Medical Record Formats: Helpful or Confounding?

Medical Record Formats: Helpful or Confounding?

nurse expert witnessAttorneys who review medical records quickly learn that they come in all different formats. Handwritten, hybrid and electronic medical records currently simultaneously exist – and often in the same medical record. Let’s look at these different methods of charting.

Methods of charting: Handwritten Medical Records

The outcome of a medical malpractice case is often rooted in the information found in a medical record. The legibility and completeness of the record are crucial.

Handwritten notes are easy, can be faster than entering data into the electronic medical record, and is a familiar method of charting to many healthcare providers. There are pieces of the medical record that even today can be handwritten such as physician office records, physician orders, physician progress notes and histories, and physicals. Many nursing home records and home health records are still handwritten.

Drawbacks of Handwritten Records

Handwritten information may be illegible, creating the potential for errors in patient treatment or medication orders. It is costly to maintain them and uses up valuable space. A medical record that is maintained in paper form has limitations. Of great concern is the lack of access to the record. Only one person at a time may use the chart and the chart has to be in a single location.

Staff needing access to the record must wait until it is available for their use. Delayed access to the chart negatively affects coding, billing, and reimbursement processes. Fragmentation of the patient’s record occurs as the result of multiple encounters with different healthcare providers.

Due to disparate patient documentation and billing systems, there is often minimal or no exchange of information that contributes to compiling a medical history for the patient. Each provider or facility has only a limited portion of the patient’s overall health information.

Methods of Charting: Hybrid

Today’s medical records are likely to be a combination of handwritten and computer-generated records. Certain sections of a chart may be handwritten, and others may be computer generated.

Drawbacks of Hybrid Records

Since hybrid records encompass handwritten records, all of the drawbacks of handwritten records apply. The quality of the actual documentation varies based on the health care provider’s documentation skills and knowledge level.

While standardization of the data documentation has improved over the years, not all providers use the same abbreviations, terminology, format, or chart organization. This can result in incomplete or inaccurate healthcare data collection. For example, there are handwritten orders, computer generated orders and standard order sets. If the computer system goes down, there may be handwritten documents generated while the staff is unable to chart.

Hybrid records may create further confusion because of the lack of consistency between paper and electronic records or in format. Some of the information can be retrieved from a computer and other pieces have to be obtained by a search of handwritten information.

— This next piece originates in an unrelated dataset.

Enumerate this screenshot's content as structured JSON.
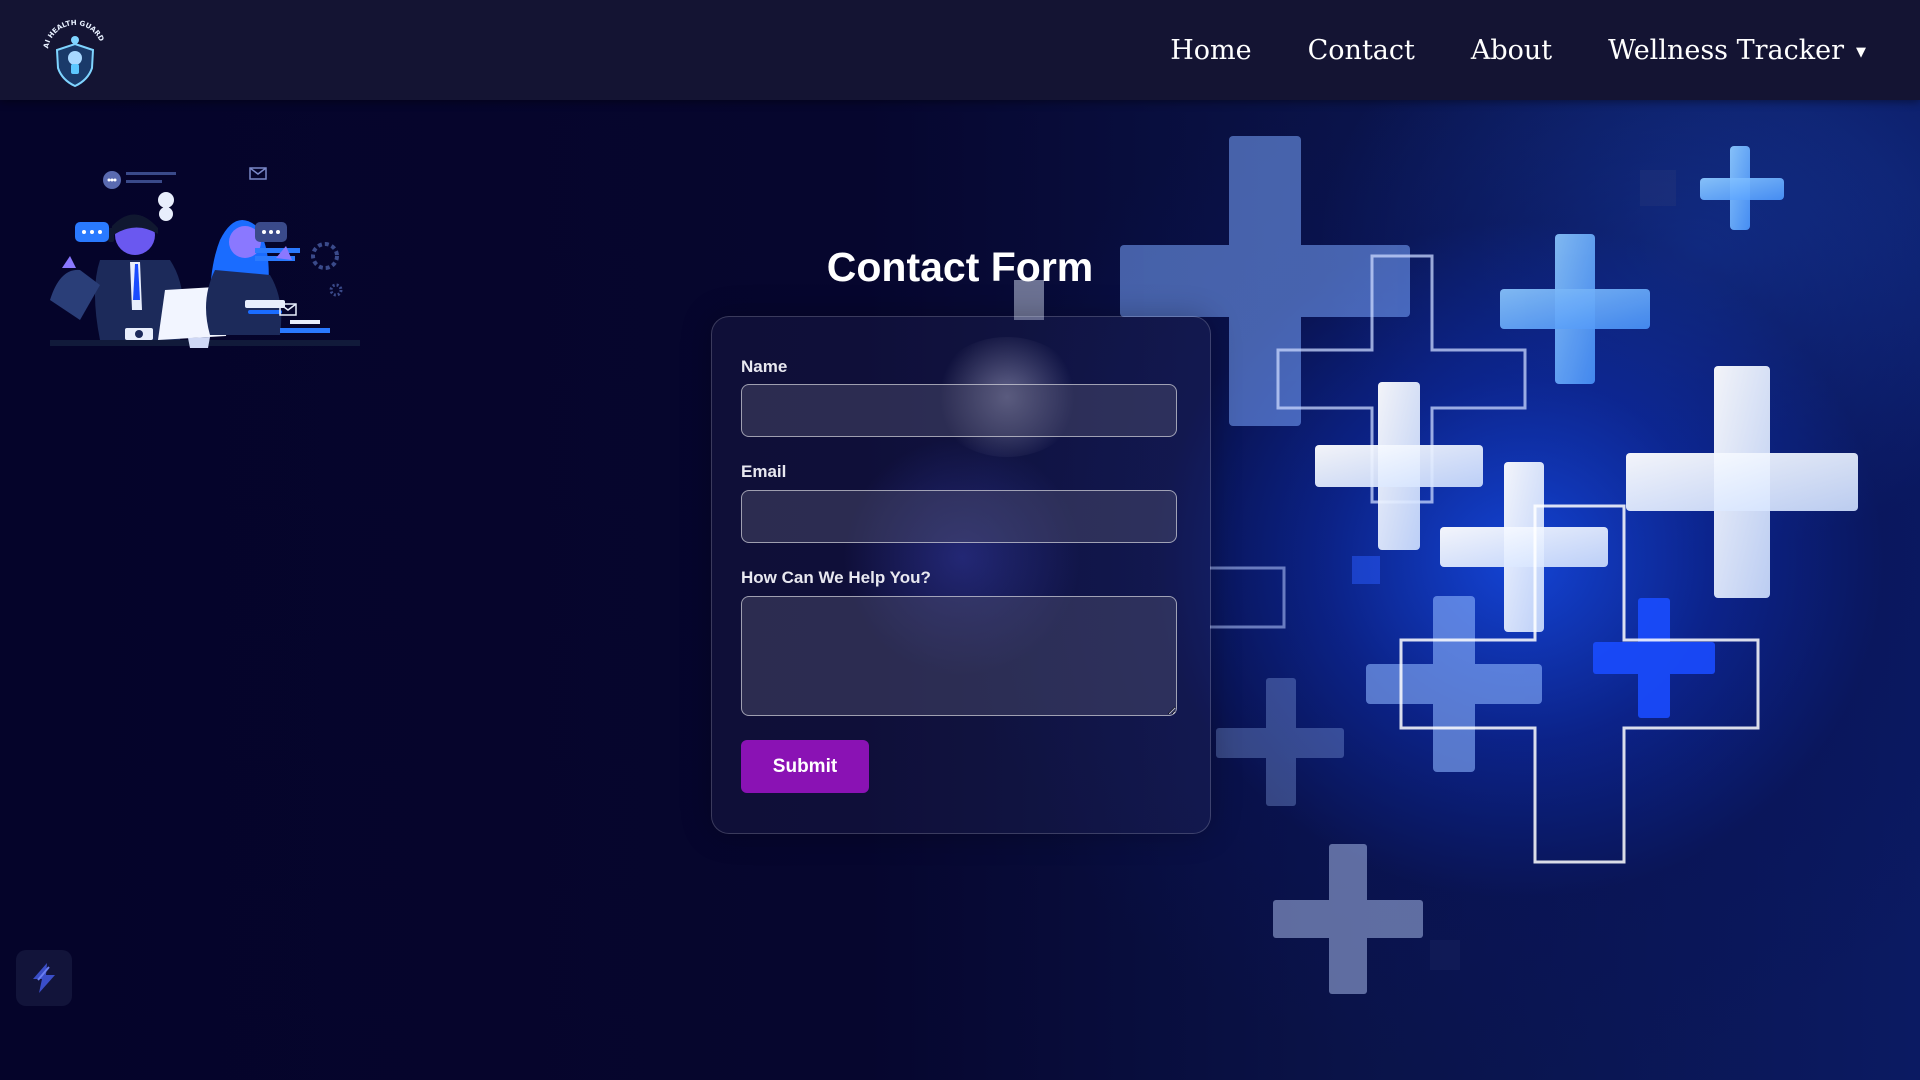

Methods of charting: Electronic Medical Records

An electronic health record brings together legible information about a patient collected from outpatient and inpatient settings. An electronic medical record contains information from one provider, such as a physician’s office or a hospital admission.

Electronic medical records have many advantages.

The use of computer technology to prescribe medications, in combination with other software applications, is a means of decreasing the high volume of medication errors.

Electronic health records allow providers to share information, reduce duplicate testing and provide information more readily within a facility. Each person who enters information in the record is identified by name.

Electronic medical records promote patient safety through the use of alerts and prompts. However, they are expensive to purchase and implement, with large investments in training.

Drawbacks of Electronic Medical Records

Recent studies focused on the drawback of electronic medical records. ECRI Institute compiles a database of patient safety events. With more than 300,000 event reports, ECRI is in an ideal position to spot trends. One of the top 10 concerns is data integrity failures with health information technology systems – errors caused by electronic medical records. ECRI points out that the integrity of data in health IT systems can be compromised by:

  • Data entry errors
  • Missing or delayed data delivery
  • Inappropriate use of default values
  • Copying and pasting older information into a new report
  • Use of both paper and electronic systems for patient care (hybrid records)

Patient/data association errors (patient data from a medical device is mistakenly associated with another patient’s record)
Get the full report at this link.

An insurance company called CRICO collects data in a large database of 275,000 open and closed claims. In a study released in 2014, it found 147 cases in which electronic health records were a contributing factor in a year’s worth of medical malpractice claims. These were the top issues:

  • Incorrect information in the electronic health record 20% of cases
  • Hybrid health records/EHR conversion issues 16%
  • Systems failure – electronic routing of data 12%
  • Pre-populating/copy and paste 10%
  • Failure of system design to meet the need 9%
  • EHR (user) training and/or education 7%
  • Lack of integration/incompatible systems 7%
  • EHR-related user error (other than data entry) 7%

Get the full article at this link

There’s no perfect charting system and no perfect documenter. We hope for clear and coherent medical records. They are crucial for patient care and for reconstructing events.